Hallelujah: Silent Night
Christmas at the Institute is not for the synths. The humans, the scientists and their families, cluster around one of the trees in the atrium, smiling and singing hymns and carols together. There's a warmth X6-88 can feel even from his place on the catwalk two stories above, their voices rising melodically to echo off the glass structure around him. Muted as they are by the multiple panes of glass, it still makes him wonder about family.
They're all families, below. He understands the concept - humans are born, not made. They share DNA with only a few of the others, the ones who formed their biology, and they form bonds together based on that biological accident. He shares his DNA with hundred, or perhaps thousands of fellow synths, not to mention with Father himself and yet -
There's no connection there. He can drag another synth, kicking and screaming - or more likely, disabled by their recall code - back to the Institute for reprogramming without a second thought. They are all just things, meant to be used.
X6-88 feels an urge to lean his forearms on the steel handrail that tracks around the walkway and resists it. To lean would make him seem human, would bring unwanted attention by the other coursers pacing the hall. It would feel nice in the moment, but he wasn't programmed to feel; he was programmed to hunt, designed to kill, if necessary.
Below them, laughter, dulled slightly by the heavy glass in front of him. Father has come out of a hall, dressed as he is every year in a red suit and hat, both lined with tattered white fluff. He carries a black sack over one shoulder, and the children squeal with delight. It seems there were more children a generation back; X6 wonders idly if the population of the Institute has dropped enough that new blood is needed to maintain, let alone grow. It would be a shame if inbreeding damaged the genetic pool.
He shifts his weight as a small dark-haired girl accepts a red-wrapped gift with a smile. She kisses Father on the cheek and all the humans look around with simpering grins. His eyes drift, distracted, and he finds himself focused on a synth standing behind them, outside the circle. A primitive gen-2, mopping. His arm moves the mop back and forth across the shiny floor but his gaze is fixed on the group before him.
Something inside him breaks then, watching the smooth, unbroken motion of the synth's arm and the blank gaze of its face. It's sophisticated enough to want, X6-88 realizes, but not enough to understand that it was made, that it's different, and undeserving. The children laugh as a red-haired boy accepts a package - the one wrapped in green paper with an extravagant golden bow - but all he can see is the way the cleaning synth stares at the families.

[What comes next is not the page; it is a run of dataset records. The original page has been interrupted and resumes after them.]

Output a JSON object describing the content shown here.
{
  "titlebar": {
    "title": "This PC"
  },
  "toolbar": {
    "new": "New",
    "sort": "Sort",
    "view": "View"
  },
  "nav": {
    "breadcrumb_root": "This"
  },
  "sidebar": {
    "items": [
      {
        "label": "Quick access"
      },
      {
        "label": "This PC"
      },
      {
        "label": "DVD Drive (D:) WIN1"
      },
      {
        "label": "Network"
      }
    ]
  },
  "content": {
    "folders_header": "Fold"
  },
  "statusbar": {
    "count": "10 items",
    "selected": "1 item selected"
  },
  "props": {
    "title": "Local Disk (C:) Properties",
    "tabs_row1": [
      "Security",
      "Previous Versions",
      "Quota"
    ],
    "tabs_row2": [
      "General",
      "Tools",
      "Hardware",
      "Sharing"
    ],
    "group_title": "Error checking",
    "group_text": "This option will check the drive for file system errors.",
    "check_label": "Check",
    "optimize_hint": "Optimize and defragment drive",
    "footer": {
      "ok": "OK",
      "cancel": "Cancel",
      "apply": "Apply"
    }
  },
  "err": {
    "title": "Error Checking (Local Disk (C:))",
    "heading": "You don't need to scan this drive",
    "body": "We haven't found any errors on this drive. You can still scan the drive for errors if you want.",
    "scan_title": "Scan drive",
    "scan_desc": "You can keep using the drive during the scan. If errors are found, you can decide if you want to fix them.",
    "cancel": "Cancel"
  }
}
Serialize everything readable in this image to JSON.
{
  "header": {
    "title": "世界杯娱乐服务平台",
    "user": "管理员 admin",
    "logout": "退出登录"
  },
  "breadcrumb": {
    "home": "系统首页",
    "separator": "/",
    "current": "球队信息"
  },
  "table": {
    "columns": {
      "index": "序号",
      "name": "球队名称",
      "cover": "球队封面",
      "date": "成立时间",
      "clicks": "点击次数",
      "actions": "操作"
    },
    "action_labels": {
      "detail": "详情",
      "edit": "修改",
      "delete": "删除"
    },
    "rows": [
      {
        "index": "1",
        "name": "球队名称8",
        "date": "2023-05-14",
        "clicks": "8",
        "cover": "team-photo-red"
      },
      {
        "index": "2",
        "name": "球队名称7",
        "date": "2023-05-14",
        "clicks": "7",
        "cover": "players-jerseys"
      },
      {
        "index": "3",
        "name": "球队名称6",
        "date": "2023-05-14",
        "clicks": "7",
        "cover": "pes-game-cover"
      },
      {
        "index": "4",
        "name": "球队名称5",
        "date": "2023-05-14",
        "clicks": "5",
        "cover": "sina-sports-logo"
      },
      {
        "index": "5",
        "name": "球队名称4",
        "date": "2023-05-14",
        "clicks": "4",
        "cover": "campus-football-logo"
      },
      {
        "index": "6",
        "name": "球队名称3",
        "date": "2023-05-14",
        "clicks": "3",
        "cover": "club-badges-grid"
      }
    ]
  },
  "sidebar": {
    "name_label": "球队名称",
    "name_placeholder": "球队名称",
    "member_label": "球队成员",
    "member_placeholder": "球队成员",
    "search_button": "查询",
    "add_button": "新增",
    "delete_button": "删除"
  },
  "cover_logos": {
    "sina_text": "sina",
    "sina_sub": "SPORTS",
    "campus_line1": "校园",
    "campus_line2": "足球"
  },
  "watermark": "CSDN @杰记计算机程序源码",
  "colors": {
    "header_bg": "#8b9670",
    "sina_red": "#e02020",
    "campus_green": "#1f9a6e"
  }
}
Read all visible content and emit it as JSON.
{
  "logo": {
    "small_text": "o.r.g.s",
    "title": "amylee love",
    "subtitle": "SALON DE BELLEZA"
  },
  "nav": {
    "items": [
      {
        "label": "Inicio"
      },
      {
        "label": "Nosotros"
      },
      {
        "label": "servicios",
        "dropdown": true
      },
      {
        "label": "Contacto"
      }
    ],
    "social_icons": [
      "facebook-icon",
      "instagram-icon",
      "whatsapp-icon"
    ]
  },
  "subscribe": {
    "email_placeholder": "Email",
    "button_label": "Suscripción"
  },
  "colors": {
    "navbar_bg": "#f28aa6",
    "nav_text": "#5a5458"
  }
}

There's a tug in his chest and he glances casually at Z2-47 off to his left. The other courser looks back at him and gives him a measured nod, a simple, economical motion, once down and then a course correction back up to neutral neck position. He turns back to the people below, laughing and cheering. The clap Father back on the back and again, X6 feels a twanging deep in his chest, near his stomach.
He wants -
No. Coursers don't have wants. They have the bare minimum of needs, but a want - that's a human thing. Humans - true humans, the ones who are born - are the ones who want. Synths like himself, like Z2-47 and the gen-2 below don't have wants. They are programmed, imprinted, carefully controlled. They know better than to exhibit want.
Against his will, his squishy organic brain - the thing that shouldn't do this, it wasn't meant to do this - brings up the image of The Picture. The one he saw a decade or so ago, in the bowels of the Public Library. The black people, standing on a block and dressed in rags, chains around their necks. More people, white as sheets, standing before them and waving money. Another dark-skinned man standing off to the right, being whipped. His back was a puzzle of raw meat, stripped flesh hanging in tatters and blood dripping onto the brown dirt.
"Slave Market in Georgia, 1847" the title had read. He didn't understand it then, and he doesn't understand it now. The definition of slavery, is that of subjugation, of being forced into drudgery and work against one's will. But he has no will, none that the Institute didn't give him; the concept makes no sense to him. He thinks of it again, picturing each detail: the blue of the shirt on the man with the whip. The buttery-yellow curls of a woman in the back row, her hand holding paper money over her head. The dejected look of a slave woman holding a baby.
He looks down at his clothes, at the supple leather of his coat. No; he is not a slave. He has no family, or maybe he has the largest family left in the world, because his family is all synths. But he is not under a human's dominance.
Is he?
X6-88 lifts his gaze and turns, nodding back to Z2-47, and stalks past him, past Y9-23, part W3-09 to the waiting room, where they go to rest - to be decommissioned, because they are machines and not people - when they're not in use.
Between his soft footfalls there's the wistful wails of carols echoing, again, through the atrium.
But X6-88 was not designed to want; X6-88 was programmed to go to sleep when thoughts or wants occurred that weren't explicitly planned for in his programming. As he tucks himself into the barracks bed, he listens to the last high note.
It lingers, soft in his brain, and he thinks again of the families below, of the laughing children and the smiling faces. He thinks of the gen-2 standing, unseen, behind the Institute scientists, and he wonders why.